Sunday, October 2, 2016

Looking ahead: Usability of open source software

This Spring semester, I look forward to teaching CSCI 4609 Processes, Programming, and Languages: Usability of Open Source Software. This is the second time I will teach the class at the University of Minnesota Morris, although it's more like the fifth time because I structured the course outline to be very similar to the Outreachy internships I've mentored now for three cycles.

Interested in a preview of the course? Here's a quick breakdown of the syllabus:
CSCI 4609: Usability of Open Source Software

Introduction to usability studies and how users interact with systems using open source software as an example. Students learn usability methods, then explore and contribute to open source software by performing usability tests, presenting their analysis of these tests, and making suggestions or changes that may improve the usability.

Course objectives:
  • To understand what is usability and apply basic principles for how test usability
  • Design and develop personas, scenarios, and other artifacts for usability testing
  • Create an execute a usability test against an actual product
  • To identify and reflect on the value and presentation of usability test results

Each student will work with the professor and other students to choose an individual project to complete during the second half of the term.

Requirements:
  • Class engagement (discussions, presentations, feedback)
  • Projects (small group project, and larger individual project)
  • Final paper to document your individual project

Each discussion will be worth 5 points.

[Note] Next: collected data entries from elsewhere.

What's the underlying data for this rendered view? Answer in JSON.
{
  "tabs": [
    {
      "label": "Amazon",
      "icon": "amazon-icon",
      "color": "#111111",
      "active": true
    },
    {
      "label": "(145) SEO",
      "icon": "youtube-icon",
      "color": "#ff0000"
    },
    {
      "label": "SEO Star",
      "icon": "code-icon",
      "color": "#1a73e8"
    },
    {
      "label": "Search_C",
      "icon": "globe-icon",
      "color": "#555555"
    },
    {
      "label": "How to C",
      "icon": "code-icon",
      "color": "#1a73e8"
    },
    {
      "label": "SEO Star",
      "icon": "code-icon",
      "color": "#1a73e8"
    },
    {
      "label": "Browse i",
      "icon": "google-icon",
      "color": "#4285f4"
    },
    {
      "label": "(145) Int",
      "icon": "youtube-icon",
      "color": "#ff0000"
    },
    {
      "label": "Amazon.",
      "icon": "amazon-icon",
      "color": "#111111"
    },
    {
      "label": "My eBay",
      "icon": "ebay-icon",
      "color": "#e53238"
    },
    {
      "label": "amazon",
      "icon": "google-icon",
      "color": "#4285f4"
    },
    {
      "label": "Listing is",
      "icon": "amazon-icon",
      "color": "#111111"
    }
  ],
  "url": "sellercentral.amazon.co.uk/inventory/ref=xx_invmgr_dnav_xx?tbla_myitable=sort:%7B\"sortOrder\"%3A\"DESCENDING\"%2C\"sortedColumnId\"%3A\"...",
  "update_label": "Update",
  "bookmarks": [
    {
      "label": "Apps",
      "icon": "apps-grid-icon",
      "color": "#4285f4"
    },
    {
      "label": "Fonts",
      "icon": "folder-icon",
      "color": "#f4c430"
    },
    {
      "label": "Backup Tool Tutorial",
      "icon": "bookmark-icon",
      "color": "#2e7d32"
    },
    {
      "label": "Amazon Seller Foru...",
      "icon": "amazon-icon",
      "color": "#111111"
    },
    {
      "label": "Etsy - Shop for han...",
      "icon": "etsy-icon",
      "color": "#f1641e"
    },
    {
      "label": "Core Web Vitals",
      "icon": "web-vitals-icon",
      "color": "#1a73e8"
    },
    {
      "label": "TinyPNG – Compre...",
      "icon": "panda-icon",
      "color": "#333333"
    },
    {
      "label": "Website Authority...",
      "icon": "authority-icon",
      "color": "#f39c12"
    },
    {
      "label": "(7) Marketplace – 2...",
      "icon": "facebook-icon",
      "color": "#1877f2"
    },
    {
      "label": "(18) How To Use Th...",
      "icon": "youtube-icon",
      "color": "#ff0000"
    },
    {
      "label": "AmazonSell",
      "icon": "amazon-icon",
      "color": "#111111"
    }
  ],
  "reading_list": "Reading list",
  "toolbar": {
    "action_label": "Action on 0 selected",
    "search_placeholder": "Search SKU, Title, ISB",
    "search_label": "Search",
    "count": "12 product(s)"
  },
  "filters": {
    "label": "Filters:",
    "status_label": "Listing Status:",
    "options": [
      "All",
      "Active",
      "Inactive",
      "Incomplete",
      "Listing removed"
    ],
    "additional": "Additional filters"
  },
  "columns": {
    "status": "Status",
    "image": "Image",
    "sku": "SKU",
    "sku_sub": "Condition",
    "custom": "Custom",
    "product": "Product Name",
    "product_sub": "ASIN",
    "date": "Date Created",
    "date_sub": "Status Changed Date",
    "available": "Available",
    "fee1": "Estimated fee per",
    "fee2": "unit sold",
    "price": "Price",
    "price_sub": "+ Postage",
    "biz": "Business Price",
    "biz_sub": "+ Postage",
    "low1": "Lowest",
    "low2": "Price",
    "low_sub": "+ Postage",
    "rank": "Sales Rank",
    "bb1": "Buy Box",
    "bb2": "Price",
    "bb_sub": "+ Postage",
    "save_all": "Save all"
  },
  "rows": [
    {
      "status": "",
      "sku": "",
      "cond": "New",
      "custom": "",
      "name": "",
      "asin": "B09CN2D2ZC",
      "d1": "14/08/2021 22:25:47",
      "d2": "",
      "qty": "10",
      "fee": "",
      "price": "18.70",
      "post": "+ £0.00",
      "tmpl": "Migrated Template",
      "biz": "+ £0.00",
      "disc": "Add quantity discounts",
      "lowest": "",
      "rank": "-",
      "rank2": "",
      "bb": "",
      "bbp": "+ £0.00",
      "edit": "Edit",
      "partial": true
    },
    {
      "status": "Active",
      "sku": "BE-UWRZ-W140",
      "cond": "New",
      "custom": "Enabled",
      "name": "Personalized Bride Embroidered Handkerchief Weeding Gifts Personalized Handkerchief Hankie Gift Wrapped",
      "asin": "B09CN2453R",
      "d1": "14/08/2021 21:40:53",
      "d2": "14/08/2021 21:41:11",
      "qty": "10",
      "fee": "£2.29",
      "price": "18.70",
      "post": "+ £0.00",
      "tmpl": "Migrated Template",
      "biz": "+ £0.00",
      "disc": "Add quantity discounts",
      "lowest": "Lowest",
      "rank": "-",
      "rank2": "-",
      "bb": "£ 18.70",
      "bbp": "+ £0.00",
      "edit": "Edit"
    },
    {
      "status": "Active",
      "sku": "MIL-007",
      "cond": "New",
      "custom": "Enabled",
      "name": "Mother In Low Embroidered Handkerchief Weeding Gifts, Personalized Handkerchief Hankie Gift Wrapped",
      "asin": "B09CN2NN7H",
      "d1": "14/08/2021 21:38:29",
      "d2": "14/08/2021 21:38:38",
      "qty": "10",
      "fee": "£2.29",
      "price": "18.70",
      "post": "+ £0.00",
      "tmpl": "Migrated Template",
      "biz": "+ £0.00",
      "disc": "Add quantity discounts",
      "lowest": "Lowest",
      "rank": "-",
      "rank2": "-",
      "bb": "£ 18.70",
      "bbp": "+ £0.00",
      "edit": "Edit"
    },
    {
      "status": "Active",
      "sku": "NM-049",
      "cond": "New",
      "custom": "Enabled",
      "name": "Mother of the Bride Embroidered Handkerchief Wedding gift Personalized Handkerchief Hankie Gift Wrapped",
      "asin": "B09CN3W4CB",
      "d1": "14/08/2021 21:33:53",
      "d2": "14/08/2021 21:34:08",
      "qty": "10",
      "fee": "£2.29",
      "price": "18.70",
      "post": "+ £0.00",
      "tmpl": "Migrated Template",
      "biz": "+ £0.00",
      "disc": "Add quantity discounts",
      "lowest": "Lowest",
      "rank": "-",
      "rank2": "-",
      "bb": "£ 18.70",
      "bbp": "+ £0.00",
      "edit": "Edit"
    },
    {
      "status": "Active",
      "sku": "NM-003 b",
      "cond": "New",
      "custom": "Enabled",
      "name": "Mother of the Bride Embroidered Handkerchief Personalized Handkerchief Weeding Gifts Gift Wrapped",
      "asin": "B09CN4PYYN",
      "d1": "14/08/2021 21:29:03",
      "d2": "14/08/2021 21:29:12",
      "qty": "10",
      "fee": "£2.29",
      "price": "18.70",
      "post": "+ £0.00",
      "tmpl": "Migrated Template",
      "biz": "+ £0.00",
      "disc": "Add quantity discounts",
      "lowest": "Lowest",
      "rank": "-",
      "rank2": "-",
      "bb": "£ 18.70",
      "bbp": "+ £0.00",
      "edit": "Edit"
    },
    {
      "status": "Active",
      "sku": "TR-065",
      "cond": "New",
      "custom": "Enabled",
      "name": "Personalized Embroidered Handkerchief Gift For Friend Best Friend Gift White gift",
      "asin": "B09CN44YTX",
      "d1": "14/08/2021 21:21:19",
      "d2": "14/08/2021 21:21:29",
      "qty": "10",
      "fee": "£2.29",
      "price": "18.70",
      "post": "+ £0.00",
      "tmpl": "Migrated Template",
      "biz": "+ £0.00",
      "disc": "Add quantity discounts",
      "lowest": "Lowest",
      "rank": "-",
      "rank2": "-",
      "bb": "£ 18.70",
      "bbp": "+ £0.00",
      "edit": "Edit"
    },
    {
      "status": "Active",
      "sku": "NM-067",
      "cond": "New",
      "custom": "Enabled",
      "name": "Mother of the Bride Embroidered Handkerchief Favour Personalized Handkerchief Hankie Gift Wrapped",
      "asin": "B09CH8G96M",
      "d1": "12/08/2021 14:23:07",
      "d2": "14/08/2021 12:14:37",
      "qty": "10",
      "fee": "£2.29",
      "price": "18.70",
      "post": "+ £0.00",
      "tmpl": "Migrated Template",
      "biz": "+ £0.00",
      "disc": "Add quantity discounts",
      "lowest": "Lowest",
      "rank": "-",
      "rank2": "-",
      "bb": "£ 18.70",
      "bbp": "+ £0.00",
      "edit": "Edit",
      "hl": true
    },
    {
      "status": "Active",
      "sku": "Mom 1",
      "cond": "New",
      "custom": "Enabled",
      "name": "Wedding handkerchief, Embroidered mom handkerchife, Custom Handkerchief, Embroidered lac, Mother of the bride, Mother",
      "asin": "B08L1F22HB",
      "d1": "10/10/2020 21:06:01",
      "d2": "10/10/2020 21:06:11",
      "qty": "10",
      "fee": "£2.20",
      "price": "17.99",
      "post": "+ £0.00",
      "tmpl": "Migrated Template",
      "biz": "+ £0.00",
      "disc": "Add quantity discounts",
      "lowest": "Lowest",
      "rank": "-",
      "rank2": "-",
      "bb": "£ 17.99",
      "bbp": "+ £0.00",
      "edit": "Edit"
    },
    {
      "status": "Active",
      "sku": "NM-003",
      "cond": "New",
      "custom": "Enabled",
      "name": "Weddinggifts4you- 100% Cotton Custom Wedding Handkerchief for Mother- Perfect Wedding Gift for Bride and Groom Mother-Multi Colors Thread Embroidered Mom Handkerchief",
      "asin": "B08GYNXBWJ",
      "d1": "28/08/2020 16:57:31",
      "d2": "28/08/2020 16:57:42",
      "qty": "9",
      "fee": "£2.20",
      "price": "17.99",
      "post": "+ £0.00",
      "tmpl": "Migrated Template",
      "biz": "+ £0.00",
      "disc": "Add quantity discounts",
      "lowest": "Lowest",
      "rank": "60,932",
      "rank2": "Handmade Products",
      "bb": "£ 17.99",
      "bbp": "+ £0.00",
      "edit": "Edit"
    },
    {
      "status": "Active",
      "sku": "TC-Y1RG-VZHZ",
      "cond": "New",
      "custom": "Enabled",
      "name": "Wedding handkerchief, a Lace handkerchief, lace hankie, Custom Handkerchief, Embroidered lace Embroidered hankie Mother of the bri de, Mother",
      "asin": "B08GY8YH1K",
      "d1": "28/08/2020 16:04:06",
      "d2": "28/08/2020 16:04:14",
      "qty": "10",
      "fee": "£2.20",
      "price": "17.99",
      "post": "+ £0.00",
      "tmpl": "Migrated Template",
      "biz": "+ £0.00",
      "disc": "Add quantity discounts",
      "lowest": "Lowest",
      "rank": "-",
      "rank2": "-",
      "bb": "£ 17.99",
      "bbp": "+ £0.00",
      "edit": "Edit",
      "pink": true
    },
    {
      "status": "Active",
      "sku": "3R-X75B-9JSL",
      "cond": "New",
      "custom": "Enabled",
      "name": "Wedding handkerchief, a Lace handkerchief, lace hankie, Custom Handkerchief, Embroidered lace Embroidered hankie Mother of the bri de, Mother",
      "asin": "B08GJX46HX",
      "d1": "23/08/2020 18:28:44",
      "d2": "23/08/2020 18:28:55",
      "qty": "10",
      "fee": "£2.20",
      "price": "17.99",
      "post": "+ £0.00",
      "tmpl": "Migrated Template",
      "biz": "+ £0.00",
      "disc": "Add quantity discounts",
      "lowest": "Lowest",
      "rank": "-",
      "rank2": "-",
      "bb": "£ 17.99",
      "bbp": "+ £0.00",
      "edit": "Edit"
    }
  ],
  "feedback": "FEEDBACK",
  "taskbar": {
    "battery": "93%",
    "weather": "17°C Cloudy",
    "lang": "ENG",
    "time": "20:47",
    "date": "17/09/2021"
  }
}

This is graded on a scale: no points for no discussion posted, and 1 to 5 points based on the quality of your discussion. For example: a well thought-out discussion will be given 5 points; a sketched out discussion post will earn 1 point.

Course outline:
  1. Introduction
  2. What is usability?
  3. How do we test usability?
  4. Personas
  5. Scenarios
  6. Scenario tasks
  7. User interfaces
  8. Mini project (two weeks)
  9. Final project (four weeks)
  10. Final paper
Based on what I learned from teaching the class last time, I'll be sure to arrange the weeks to leave more time for the final project, and to spread discussion throughout the week. For example, in the first half of the course, there's a lot of research and practice: learn about a topic and post a summary, then apply what you have learned towards a specific assignment. This time, I'll have the first discussion assignment due around Thursday each week, and the practice assignment due on Sunday, assuming each week starts on a Monday and ends on Sunday night.

I will also change the points. Last time, I had a 60/40 split for discussion points and final paper. I totaled your discussion, and that was 60% of your grade; your final paper was the other 40%. This year, I plan to make the points cumulative. If you assume 20 discussions at 5 points each, that's 100 points for discussion. The paper is an additional 50 points. That makes it clear you cannot skip the discussion and hope for a strong paper; neither can you punt the paper and rely on your discussion points. You need to participate every week and you need to make an effort on the final paper to get a good grade in the class.